December 13, 2017 / 2:04 PM / 6 months ago

Vers une autorisation parentale pour les réseaux sociaux ?

PARIS (Reuters) - Le gouvernement français prévoit d’imposer aux mineurs de moins de 16 ans d’obtenir l’autorisation de leurs parents pour s’inscrire sur un réseau social.

Le gouvernement français prévoit d'imposer aux mineurs de moins de 16 ans d'obtenir l'autorisation de leurs parents pour s'inscrire sur un réseau social. /Photo d'archives/REUTERS/Mario Anzuoni

Le projet de loi relatif à la protection des données personnelles, présenté mercredi au conseil des ministres, adapte la législation française au nouveau cadre juridique européen, qui entrera en vigueur en mai.

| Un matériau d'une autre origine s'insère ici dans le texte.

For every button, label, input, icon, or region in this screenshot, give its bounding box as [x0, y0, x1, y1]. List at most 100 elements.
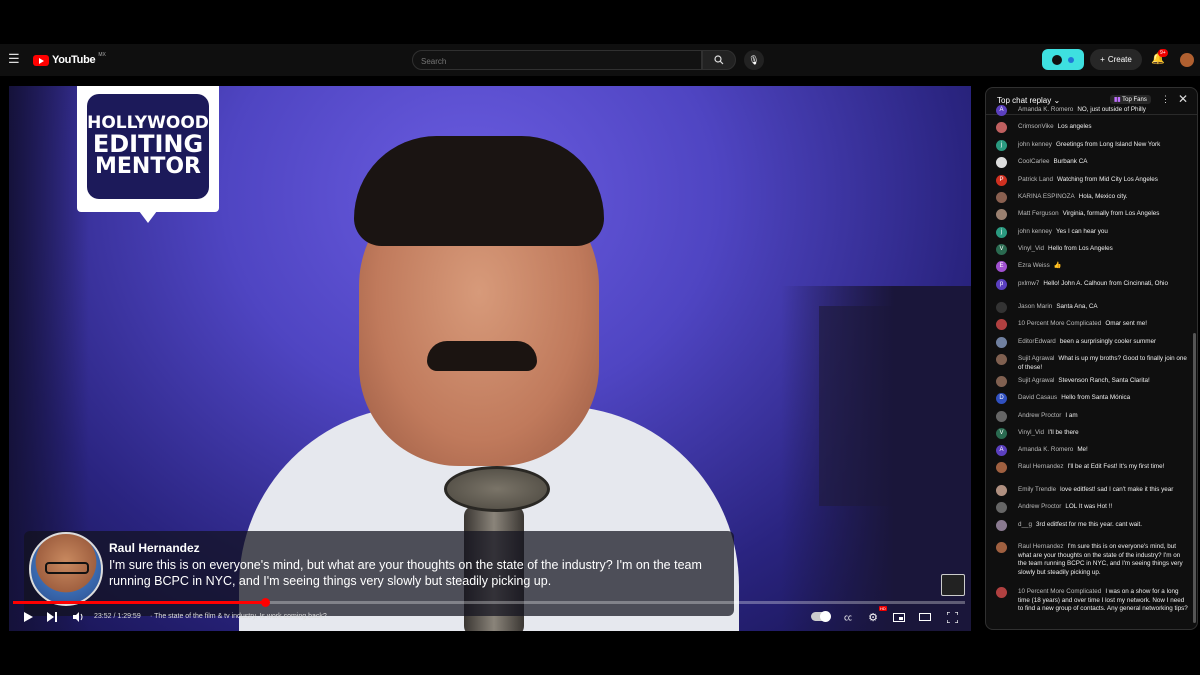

Le texte vise en particulier à assurer la portabilité des données personnelles, à renforcer l’information des citoyens et leurs droits d’accès, de rectification et d’effacement des données, et à simplifier les règles pour les acteurs économiques, ont expliqué la ministre de la Justice, Nicole Belloubet, et le secrétaire d’Etat chargé du Numérique, Mounir Mahjoubi, à des journalistes.

Pour les entreprises et services exploitant des données personnelles, le contrôle a priori sera remplacé par un contrôle a posteriori, sauf pour les données jugées les plus sensibles.

Par exemple, “les mineurs de moins de 16 ans seront mieux protégés parce qu’il faudra l’autorisation des titulaires de l’autorité parentale pour qu’on puisse consentir au traitement de leurs données par les services (...) tels que les réseaux sociaux”, a dit Nicole Belloubet.

“L’inscription sur Facebook supposera une autorisation parentale pour les mineurs de moins de 16 ans”, a-t-elle ajouté.

Parallèlement, “les sanctions seront considérablement renforcées puisqu’elles pourront être portées à 20 millions d’euros ou 4% du chiffre d’affaires mondial consolidé”, a souligné la ministre de la Justice.

Le texte encadrera également les transferts de données à des Etats tiers.

Ces nouvelles règles peuvent “bouleverser les usages”, a dit Mounir Mahjoubi.

“La portabilité, c’est ce qui est attendu par plusieurs millions de citoyens en Europe”, a-t-il ajouté.

“Ça va changer la façon qu’ont les gens de passer d’un prestataire à un autre. On n’aura plus cet effet de prison lié à l’enfermement dans les données”, en permettant par exemple le transfert de l’ensemble des courriers électroniques ou documents d’un fournisseur de service à un autre, a-t-il dit.